Le consentement matrimonial constitue le fondement juridique et sacramentel du mariage. Selon la doctrine traditionaliste canonique, c'est l'échange des consentements libres et conscients entre deux personnes aptes qui crée le lien matrimonial. Le Droit Canonique établit que le mariage est contracté par l'échange du consentement entre les personnes légalement aptes, et que nul pouvoir humain ne peut suppléer ce consentement. Cette doctrine repose sur une compréhension profonde de la dignité humaine et du caractère sacramentel du mariage chrétien.
Le consentement matrimonial n'est pas un simple accord contractuel comme dans le droit civil ordinaire. Il revêt une dimension transcendantale en tant qu'acte sacramentel. Chaque époux doit consciemment et volontairement se donner mutuellement en mariage, en acceptant les obligations et les droits qui en découlent. Cette dimension morale exige une compréhension authentique de ce qu'on fait en consentant au mariage, et une intention véritablement matrimoniale.
Le caractère indispensable du consentement implique également que des vices du consentement peuvent entraîner la nullité du mariage. Plusieurs situations peuvent affecter la validité du consentement : la capacité consensuelle insuffisante, la simulation du consentement, l'erreur sur la personne ou ses qualités, le dol, ou la crainte. Ces éléments rappellent que le mariage doit reposer sur une volonté authentique et lucide.

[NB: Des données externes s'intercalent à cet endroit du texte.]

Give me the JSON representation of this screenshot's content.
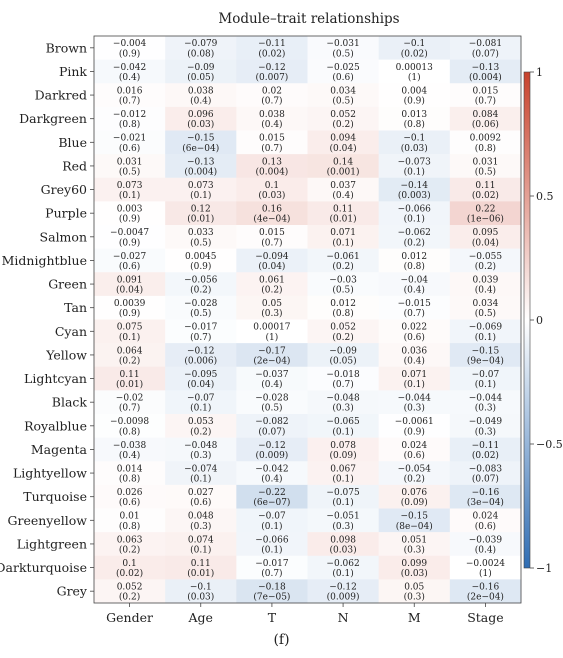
{
  "caption": "(f)",
  "chart_data": {
    "type": "heatmap",
    "title": "Module–trait relationships",
    "columns": [
      "Gender",
      "Age",
      "T",
      "N",
      "M",
      "Stage"
    ],
    "rows": [
      "Brown",
      "Pink",
      "Darkred",
      "Darkgreen",
      "Blue",
      "Red",
      "Grey60",
      "Purple",
      "Salmon",
      "Midnightblue",
      "Green",
      "Tan",
      "Cyan",
      "Yellow",
      "Lightcyan",
      "Black",
      "Royalblue",
      "Magenta",
      "Lightyellow",
      "Turquoise",
      "Greenyellow",
      "Lightgreen",
      "Darkturquoise",
      "Grey"
    ],
    "values": [
      [
        -0.004,
        -0.079,
        -0.11,
        -0.031,
        -0.1,
        -0.081
      ],
      [
        -0.042,
        -0.09,
        -0.12,
        -0.025,
        0.00013,
        -0.13
      ],
      [
        0.016,
        0.038,
        0.02,
        0.034,
        0.004,
        0.015
      ],
      [
        -0.012,
        0.096,
        0.038,
        0.052,
        0.013,
        0.084
      ],
      [
        -0.021,
        -0.15,
        0.015,
        0.094,
        -0.1,
        0.0092
      ],
      [
        0.031,
        -0.13,
        0.13,
        0.14,
        -0.073,
        0.031
      ],
      [
        0.073,
        0.073,
        0.1,
        0.037,
        -0.14,
        0.11
      ],
      [
        0.003,
        0.12,
        0.16,
        0.11,
        -0.066,
        0.22
      ],
      [
        -0.0047,
        0.033,
        0.015,
        0.071,
        -0.062,
        0.095
      ],
      [
        -0.027,
        0.0045,
        -0.094,
        -0.061,
        0.012,
        -0.055
      ],
      [
        0.091,
        -0.056,
        0.061,
        -0.03,
        -0.04,
        0.039
      ],
      [
        0.0039,
        -0.028,
        0.05,
        0.012,
        -0.015,
        0.034
      ],
      [
        0.075,
        -0.017,
        0.00017,
        0.052,
        0.022,
        -0.069
      ],
      [
        0.064,
        -0.12,
        -0.17,
        -0.09,
        0.036,
        -0.15
      ],
      [
        0.11,
        -0.095,
        -0.037,
        -0.018,
        0.071,
        -0.07
      ],
      [
        -0.02,
        -0.07,
        -0.028,
        -0.048,
        -0.044,
        -0.044
      ],
      [
        -0.0098,
        0.053,
        -0.082,
        -0.065,
        -0.0061,
        -0.049
      ],
      [
        -0.038,
        -0.048,
        -0.12,
        0.078,
        0.024,
        -0.11
      ],
      [
        0.014,
        -0.074,
        -0.042,
        0.067,
        -0.054,
        -0.083
      ],
      [
        0.026,
        0.027,
        -0.22,
        -0.075,
        0.076,
        -0.16
      ],
      [
        0.01,
        0.048,
        -0.07,
        -0.051,
        -0.15,
        0.024
      ],
      [
        0.063,
        0.074,
        -0.066,
        0.098,
        0.051,
        -0.039
      ],
      [
        0.1,
        0.11,
        -0.017,
        -0.062,
        0.099,
        -0.0024
      ],
      [
        0.052,
        -0.1,
        -0.18,
        -0.12,
        0.05,
        -0.16
      ]
    ],
    "pvalues": [
      [
        "(0.9)",
        "(0.08)",
        "(0.02)",
        "(0.5)",
        "(0.02)",
        "(0.07)"
      ],
      [
        "(0.4)",
        "(0.05)",
        "(0.007)",
        "(0.6)",
        "(1)",
        "(0.004)"
      ],
      [
        "(0.7)",
        "(0.4)",
        "(0.7)",
        "(0.5)",
        "(0.9)",
        "(0.7)"
      ],
      [
        "(0.8)",
        "(0.03)",
        "(0.4)",
        "(0.2)",
        "(0.8)",
        "(0.06)"
      ],
      [
        "(0.6)",
        "(6e−04)",
        "(0.7)",
        "(0.04)",
        "(0.03)",
        "(0.8)"
      ],
      [
        "(0.5)",
        "(0.004)",
        "(0.004)",
        "(0.001)",
        "(0.1)",
        "(0.5)"
      ],
      [
        "(0.1)",
        "(0.1)",
        "(0.03)",
        "(0.4)",
        "(0.003)",
        "(0.02)"
      ],
      [
        "(0.9)",
        "(0.01)",
        "(4e−04)",
        "(0.01)",
        "(0.1)",
        "(1e−06)"
      ],
      [
        "(0.9)",
        "(0.5)",
        "(0.7)",
        "(0.1)",
        "(0.2)",
        "(0.04)"
      ],
      [
        "(0.6)",
        "(0.9)",
        "(0.04)",
        "(0.2)",
        "(0.8)",
        "(0.2)"
      ],
      [
        "(0.04)",
        "(0.2)",
        "(0.2)",
        "(0.5)",
        "(0.4)",
        "(0.4)"
      ],
      [
        "(0.9)",
        "(0.5)",
        "(0.3)",
        "(0.8)",
        "(0.7)",
        "(0.5)"
      ],
      [
        "(0.1)",
        "(0.7)",
        "(1)",
        "(0.2)",
        "(0.6)",
        "(0.1)"
      ],
      [
        "(0.2)",
        "(0.006)",
        "(2e−04)",
        "(0.05)",
        "(0.4)",
        "(9e−04)"
      ],
      [
        "(0.01)",
        "(0.04)",
        "(0.4)",
        "(0.7)",
        "(0.1)",
        "(0.1)"
      ],
      [
        "(0.7)",
        "(0.1)",
        "(0.5)",
        "(0.3)",
        "(0.3)",
        "(0.3)"
      ],
      [
        "(0.8)",
        "(0.2)",
        "(0.07)",
        "(0.1)",
        "(0.9)",
        "(0.3)"
      ],
      [
        "(0.4)",
        "(0.3)",
        "(0.009)",
        "(0.09)",
        "(0.6)",
        "(0.02)"
      ],
      [
        "(0.8)",
        "(0.1)",
        "(0.4)",
        "(0.1)",
        "(0.2)",
        "(0.07)"
      ],
      [
        "(0.6)",
        "(0.6)",
        "(6e−07)",
        "(0.1)",
        "(0.09)",
        "(3e−04)"
      ],
      [
        "(0.8)",
        "(0.3)",
        "(0.1)",
        "(0.3)",
        "(8e−04)",
        "(0.6)"
      ],
      [
        "(0.2)",
        "(0.1)",
        "(0.1)",
        "(0.03)",
        "(0.3)",
        "(0.4)"
      ],
      [
        "(0.02)",
        "(0.01)",
        "(0.7)",
        "(0.1)",
        "(0.03)",
        "(1)"
      ],
      [
        "(0.2)",
        "(0.03)",
        "(7e−05)",
        "(0.009)",
        "(0.3)",
        "(2e−04)"
      ]
    ],
    "value_labels": [
      [
        "−0.004",
        "−0.079",
        "−0.11",
        "−0.031",
        "−0.1",
        "−0.081"
      ],
      [
        "−0.042",
        "−0.09",
        "−0.12",
        "−0.025",
        "0.00013",
        "−0.13"
      ],
      [
        "0.016",
        "0.038",
        "0.02",
        "0.034",
        "0.004",
        "0.015"
      ],
      [
        "−0.012",
        "0.096",
        "0.038",
        "0.052",
        "0.013",
        "0.084"
      ],
      [
        "−0.021",
        "−0.15",
        "0.015",
        "0.094",
        "−0.1",
        "0.0092"
      ],
      [
        "0.031",
        "−0.13",
        "0.13",
        "0.14",
        "−0.073",
        "0.031"
      ],
      [
        "0.073",
        "0.073",
        "0.1",
        "0.037",
        "−0.14",
        "0.11"
      ],
      [
        "0.003",
        "0.12",
        "0.16",
        "0.11",
        "−0.066",
        "0.22"
      ],
      [
        "−0.0047",
        "0.033",
        "0.015",
        "0.071",
        "−0.062",
        "0.095"
      ],
      [
        "−0.027",
        "0.0045",
        "−0.094",
        "−0.061",
        "0.012",
        "−0.055"
      ],
      [
        "0.091",
        "−0.056",
        "0.061",
        "−0.03",
        "−0.04",
        "0.039"
      ],
      [
        "0.0039",
        "−0.028",
        "0.05",
        "0.012",
        "−0.015",
        "0.034"
      ],
      [
        "0.075",
        "−0.017",
        "0.00017",
        "0.052",
        "0.022",
        "−0.069"
      ],
      [
        "0.064",
        "−0.12",
        "−0.17",
        "−0.09",
        "0.036",
        "−0.15"
      ],
      [
        "0.11",
        "−0.095",
        "−0.037",
        "−0.018",
        "0.071",
        "−0.07"
      ],
      [
        "−0.02",
        "−0.07",
        "−0.028",
        "−0.048",
        "−0.044",
        "−0.044"
      ],
      [
        "−0.0098",
        "0.053",
        "−0.082",
        "−0.065",
        "−0.0061",
        "−0.049"
      ],
      [
        "−0.038",
        "−0.048",
        "−0.12",
        "0.078",
        "0.024",
        "−0.11"
      ],
      [
        "0.014",
        "−0.074",
        "−0.042",
        "0.067",
        "−0.054",
        "−0.083"
      ],
      [
        "0.026",
        "0.027",
        "−0.22",
        "−0.075",
        "0.076",
        "−0.16"
      ],
      [
        "0.01",
        "0.048",
        "−0.07",
        "−0.051",
        "−0.15",
        "0.024"
      ],
      [
        "0.063",
        "0.074",
        "−0.066",
        "0.098",
        "0.051",
        "−0.039"
      ],
      [
        "0.1",
        "0.11",
        "−0.017",
        "−0.062",
        "0.099",
        "−0.0024"
      ],
      [
        "0.052",
        "−0.1",
        "−0.18",
        "−0.12",
        "0.05",
        "−0.16"
      ]
    ],
    "colorbar": {
      "range": [
        -1,
        1
      ],
      "ticks": [
        1,
        0.5,
        0,
        -0.5,
        -1
      ],
      "tick_labels": [
        "1",
        "0.5",
        "0",
        "−0.5",
        "−1"
      ],
      "colors": {
        "low": "#2f6db3",
        "mid": "#ffffff",
        "high": "#c8422c"
      }
    }
  }
}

Le consentement comme acte de la volonté
Le consentement matrimonial est éminemment un acte de la volonté humaine, libre et conscient. Il dépasse le simple consentement biologique ou émotionnel, car il engage l'ensemble de la personne dans une alliance permanente. La tradition canonique insiste sur le fait que chaque partie doit connaître ce qu'elle fait, comprendre la nature du mariage et vouloir librement contracter ce lien. Cette connaissance n'exige pas une expertise juridique, mais une connaissance au moins générale de ce qu'est le mariage et de ses caractéristiques essentielles.
La volonté matrimoniale présuppose une intention droite. Le consentement doit être donné dans le but de conclure le mariage, non dans un but accessoire ou détourné. Si une personne consent au mariage uniquement pour des avantages économiques ou sociaux, sans vouloir réellement l'union matrimoniale en elle-même, le consentement peut être vicié. Cette exigence morale protège la dignité du mariage et le bien des époux.
Les conditions de validité du consentement
Pour être valide, le consentement matrimonial doit réunir plusieurs conditions essentielles. Premièrement, les deux parties doivent jouir de la capacité matrimoniale, c'est-à-dire qu'elles doivent être mentalement et psychologiquement aptes à consentir à un mariage. Les mineurs, les personnes atteintes de graves déficiences intellectuelles ou mentales ne peuvent pas consentir valablement.
Deuxièmement, le consentement doit être exempt de vices. Les principaux vices du consentement inclus par la doctrine canonique sont la simulation, l'erreur, le dol, la crainte et éventuellement les conditions indues. Chacun de ces vices affecte la manifestation ou la réalité de la volonté matrimoniale.
Troisièmement, le consentement doit être manifesté dans la forme requise par l'Église, c'est-à-dire échangé devant un ministre autorisé et des témoins. Cette exigence formelle assure la publicité du contrat et la certitude juridique du lien matrimonial. Sans cette manifestation externe du consentement mutuel, le mariage ne peut être considéré comme valide, même s'il existait intérieurement.
Les effets juridiques du consentement valide
Le consentement valide crée des droits et des obligations mutuels entre les époux. Traditionnellement, on énumère le droit à l'acte conjugal et le devoir de fidélité, d'assistance mutuelle et de secours. Ces droits et devoirs forment la trame du lien conjugal et correspondent aux fins du mariage : l'aide mutuelle et la procréation des enfants.
Le consentement valide établit également une communauté de vie stable et permanente. Le mariage n'est pas un contrat révocable à volonté comme un contrat civil ordinaire. La permanence est inscrite dans la nature même du consentement matrimonial. Cette indissolubilité ressemble au caractère perpétuel de l'alliance que le consentement crée entre les époux, reflétant l'ordre naturel et l'intention divine pour le mariage.